Diskusi kemudian dilanjutkan dengan pembahasan salah satu topik utama pada forum global bulan Maret nanti, yaitu mengenai Transit Oriented Development (TOD). Diskusi dimulai dengan obrolan menarik mengenai Land Value Capture (LVC), berikut poin-poin pentingnya:
- Deputi Gubernur TRLH DKI Jakarta menjelaskan beberapa masalah yang terjadi di DKI Jakarta, salah satunya adalah kepemilikan tanah yang dimiliki oleh berbagai institusi yang berbeda.
- Hal ini mengakibatkan Pemprov DKI Jakarta tidak mampu mengembangkan kawasannya secara optimal.
- Berbeda dengan konteks di Singapura yang seluruh lahan dimiliki oleh Negara sehingga Pemerintah dapat melakukan land value capture-(LVC) yang optimal. Berbeda antara Singapura dan Jakarta.
- Terkait dengan hal tersebut, CLC Singapura menjelaskan bahwa Pemprov DKI Jakarta dapat melaksanakan mekanisme land development charge.
Yang tidak kalah penting, menurut Deputi bidang TRLH, adalah aspek sosial masyarakat dalam pengembangan TOD:
- Pengembangan kawasan TOD juga perlu memperhatikan aspek inklusivitas sehingga dampak positifnya bias dirasakan seluruh lapisan masyarakat.
- Oleh karena itu, pengembangan TOD perlu memperhatikan proses Revisi RTRW secara terperinci sehingga kawasan TOD nantinya saling menunjang dengan fungsi ruang kota lainnya.
Dalam konteks Jakarta, Deputi TRLH menjelaskan beberapa masalah terkait belum adanya rencana induk yang komprehensif, berikut poin-point pentingnya:
- Pemerintah Pusat Republik Indonesia melalui Kementerian Perhubungan telah menyusun RITJ. Namun, RITJ ini belum komprehensif mengingat belum adanya strategi khusus untuk pengembangan TOD.
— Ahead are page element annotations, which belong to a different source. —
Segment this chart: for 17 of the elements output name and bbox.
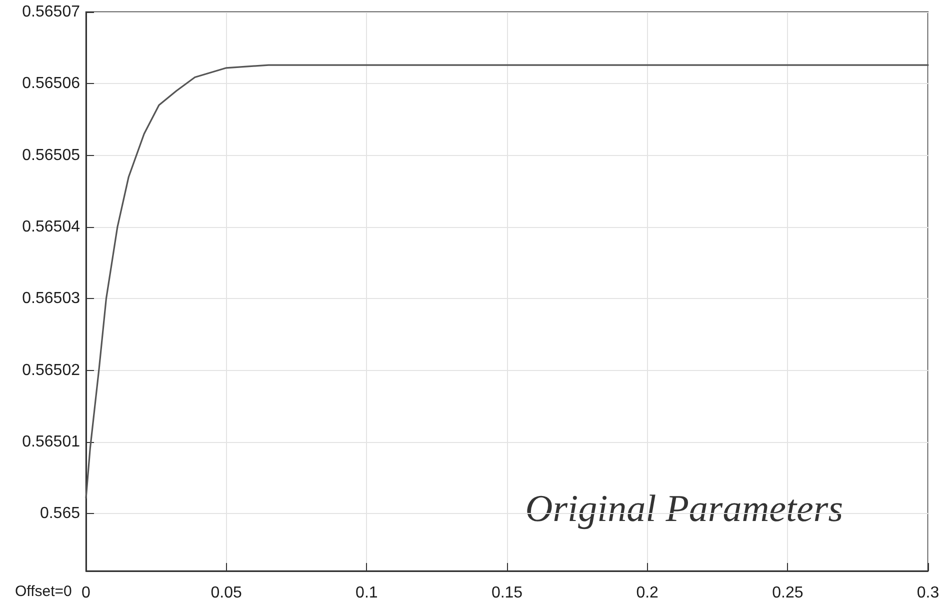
y-tick-label: 0.56507	[22, 4, 80, 20]
x-tick-label: 0.25	[772, 584, 804, 602]
x-tick-label: 0.1	[356, 584, 378, 602]
x-tick-label: 0.3	[916, 584, 940, 602]
x-tick-label: 0	[82, 584, 91, 602]
text: Offset=0	[15, 583, 72, 600]
y-tick-label: 0.56505	[22, 146, 80, 164]
y-tick-label: 0.56504	[22, 218, 80, 236]
x-tick-label: 0.2	[636, 584, 659, 602]
y-tick-label: 0.56502	[22, 362, 80, 379]
y-tick-label: 0.56503	[22, 290, 80, 308]
y-tick-label: 0.56501	[22, 434, 80, 450]
annotation: Original Parameters	[525, 488, 844, 530]
y-tick-label: 0.565	[40, 505, 80, 522]
y-tick-label: 0.56506	[22, 75, 80, 92]
x-tick-label: 0.05	[210, 584, 242, 602]
x-tick-label: 0.15	[491, 584, 523, 602]
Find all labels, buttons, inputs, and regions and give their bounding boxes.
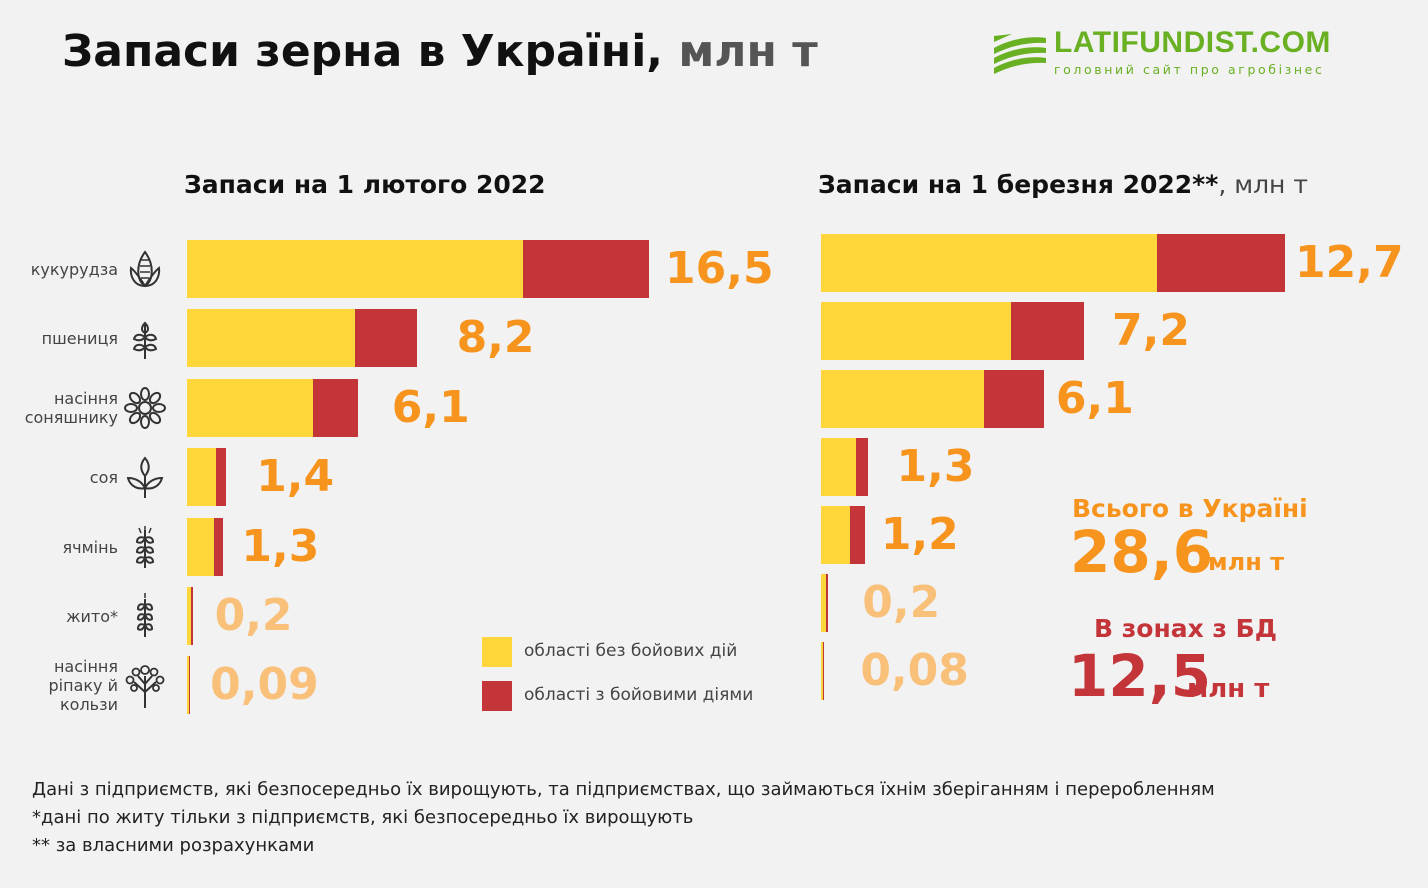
- mar-value-label: 7,2: [1112, 305, 1190, 356]
- legend-label-combat: області з бойовими діями: [524, 685, 754, 705]
- category-label-line: пшениця: [41, 328, 118, 348]
- legend-swatch-combat: [482, 681, 512, 711]
- feb-bar-combat: [190, 587, 193, 645]
- category-label: пшениця: [42, 329, 118, 348]
- page-title-unit: млн т: [678, 26, 818, 77]
- category-label: кукурудза: [31, 260, 118, 279]
- logo-tagline: головний сайт про агробізнес: [1054, 62, 1325, 77]
- mar-value-label: 1,2: [880, 509, 959, 560]
- category-label: насіння ріпаку й кользи: [49, 657, 118, 714]
- category-label-line: жито*: [66, 606, 118, 626]
- mar-bar-no-combat: [821, 574, 827, 632]
- feb-bar-combat: [213, 518, 224, 576]
- latifundist-logo[interactable]: LATIFUNDIST.COM головний сайт про агробі…: [992, 26, 1372, 82]
- mar-bar-combat: [983, 370, 1044, 428]
- category-label-line: насіння: [53, 656, 118, 676]
- mar-value-label: 1,3: [896, 441, 975, 492]
- mar-value-label: 0,2: [862, 577, 941, 628]
- total-unit: млн т: [1208, 548, 1285, 576]
- feb-bar-combat: [355, 309, 417, 367]
- rapeseed-icon: [125, 665, 165, 708]
- mar-bar-no-combat: [821, 438, 856, 496]
- legend-label-no-combat: області без бойових дій: [524, 641, 738, 661]
- mar-bar-combat: [850, 506, 865, 564]
- mar-value-label: 6,1: [1055, 373, 1134, 424]
- feb-bar-combat: [523, 240, 649, 298]
- feb-bar-no-combat: [187, 240, 523, 298]
- mar-bar-combat: [1157, 234, 1285, 292]
- chart-1-title: Запаси на 1 лютого 2022: [184, 170, 546, 199]
- category-label-line: кукурудза: [30, 259, 118, 279]
- category-label: соя: [90, 468, 118, 487]
- feb-value-label: 16,5: [665, 243, 774, 294]
- legend-swatch-no-combat: [482, 637, 512, 667]
- footnote-2: *дані по житу тільки з підприємств, які …: [32, 807, 694, 828]
- feb-value-label: 6,1: [391, 382, 470, 433]
- mar-value-label: 12,7: [1295, 237, 1404, 288]
- feb-value-label: 1,3: [241, 521, 320, 572]
- zone-label: В зонах з БД: [1094, 614, 1277, 643]
- zone-value: 12,5: [1068, 642, 1212, 710]
- zone-unit: млн т: [1187, 674, 1270, 704]
- mar-bar-no-combat: [821, 506, 851, 564]
- mar-bar-no-combat: [821, 370, 984, 428]
- soy-sprout-icon: [126, 456, 164, 498]
- category-label-line: ріпаку й: [48, 675, 118, 695]
- mar-bar-combat: [855, 438, 869, 496]
- mar-bar-combat: [1010, 302, 1085, 360]
- mar-bar-no-combat: [821, 642, 823, 700]
- feb-value-label: 0,2: [214, 590, 293, 641]
- mar-value-label: 0,08: [860, 645, 969, 696]
- feb-bar-no-combat: [187, 379, 313, 437]
- feb-bar-no-combat: [187, 448, 217, 506]
- category-label: ячмінь: [63, 538, 118, 557]
- page-title: Запаси зерна в Україні, млн т: [62, 26, 818, 77]
- category-label: жито*: [66, 607, 118, 626]
- footnote-3: ** за власними розрахунками: [32, 835, 315, 856]
- rye-icon: [136, 593, 154, 637]
- total-label: Всього в Україні: [1072, 494, 1308, 523]
- footnote-1: Дані з підприємств, які безпосередньо їх…: [32, 779, 1215, 800]
- barley-icon: [135, 526, 155, 568]
- feb-bar-no-combat: [187, 587, 191, 645]
- feb-bar-combat: [313, 379, 358, 437]
- feb-bar-combat: [216, 448, 227, 506]
- chart-2-title-unit: , млн т: [1218, 170, 1308, 199]
- category-label-line: насіння: [53, 389, 118, 408]
- chart-2-title-text: Запаси на 1 березня 2022**: [818, 170, 1219, 199]
- category-label: насіння соняшнику: [25, 389, 118, 427]
- category-label-line: ячмінь: [62, 537, 118, 557]
- chart-2-title: Запаси на 1 березня 2022**, млн т: [818, 170, 1308, 199]
- chart-1-title-text: Запаси на 1 лютого 2022: [184, 170, 546, 199]
- sunflower-icon: [124, 387, 166, 429]
- logo-name: LATIFUNDIST.COM: [1054, 26, 1331, 59]
- wheat-icon: [132, 321, 158, 359]
- mar-bar-combat: [826, 574, 829, 632]
- feb-bar-no-combat: [187, 518, 214, 576]
- mar-bar-combat: [822, 642, 825, 700]
- field-stripes-icon: [994, 34, 1046, 74]
- category-label-line: кользи: [59, 694, 118, 714]
- feb-value-label: 0,09: [210, 659, 319, 710]
- corn-icon: [129, 250, 161, 288]
- total-value: 28,6: [1070, 518, 1214, 586]
- feb-bar-no-combat: [187, 656, 189, 714]
- feb-value-label: 8,2: [456, 312, 535, 363]
- mar-bar-no-combat: [821, 302, 1011, 360]
- feb-bar-combat: [188, 656, 191, 714]
- feb-value-label: 1,4: [256, 451, 335, 502]
- feb-bar-no-combat: [187, 309, 355, 367]
- category-label-line: соняшнику: [24, 408, 118, 427]
- category-label-line: соя: [89, 467, 118, 487]
- mar-bar-no-combat: [821, 234, 1158, 292]
- page-title-main: Запаси зерна в Україні,: [62, 26, 664, 77]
- Oleh karena itu, Pemerintah Provinsi DKI Jakarta belum memiliki panduan yang jelas terkait pengembangan kawasan TOD.
- Hal ini mengakibatkan ketidakpaduan perencanaan kawasan TOD antara Pemprov DKI Jakarta dengan pemangku kepentingan lain (contoh: BUMD yang diberikan wewenang).
- Sampai saat ini, proses perencanaan Kawasan TOD masih belum dapat dilaksanakan secara optimal mengingat banyaknya pemangku kepentingan yang memiliki visi yang berbeda-beda tentang pengembangan TOD di Jakarta.
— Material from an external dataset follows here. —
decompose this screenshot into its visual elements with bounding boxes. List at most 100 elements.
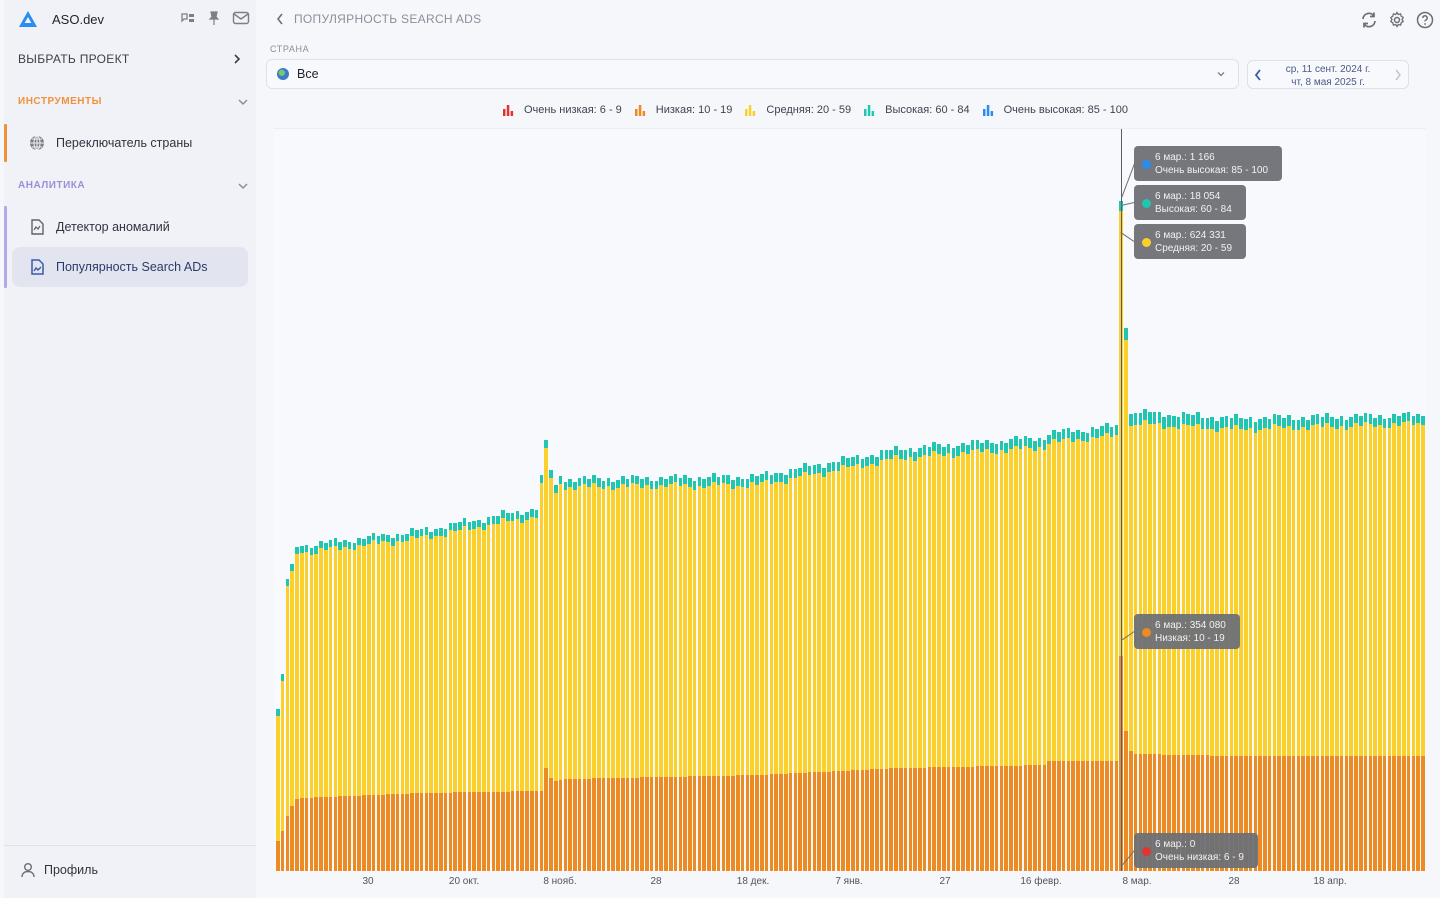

Menurut Deputi TRLH, ada dua hal penting lainnya yang masih menjadi PR para pemangku kepentingan terkait pengembangan TOD di Jakarta:
- Pemprov DKI Jakarta juga perlu mengatur tata kelola institusi dalam pengelolaan TOD. Hal ini diperlukan mengingat bahwa saat ini BUMD terkait (PT. MRT Jakarta) hanya bertanggung jawab dalam mengelola 10 dari 18 titik TOD yang ditetapkan di Jakarta.
- Selain itu, Deputi Gubernur TRLH DKI Jakarta melihat bahwa kesuksesan TOD tidak diukur dari tambah cantiknya kota semata, namun bagaimana mengangkat taraf hidup masyarakat miskin menjadi lebih baik.
- Perlu menjadi catatan juga bahwa belum lama ini Wakil Presiden Indonesia, Jusuf Kalla, ditunjuk untuk menjadi koordinator baru pengelolaan transportasi di tingkat Jabodetabek dalam rapat cabinet yang berarti aka nada perubahan jalur koordinasi.
Di akhir pertemuan, pihak CLC Singapura juga memberikan masukan terkait pengembangan kawasan TOD di Jakarta yang perlu untuk mengembangkan urban structure plan yang diintegrasikan ke dalam master plan pengembangan kota.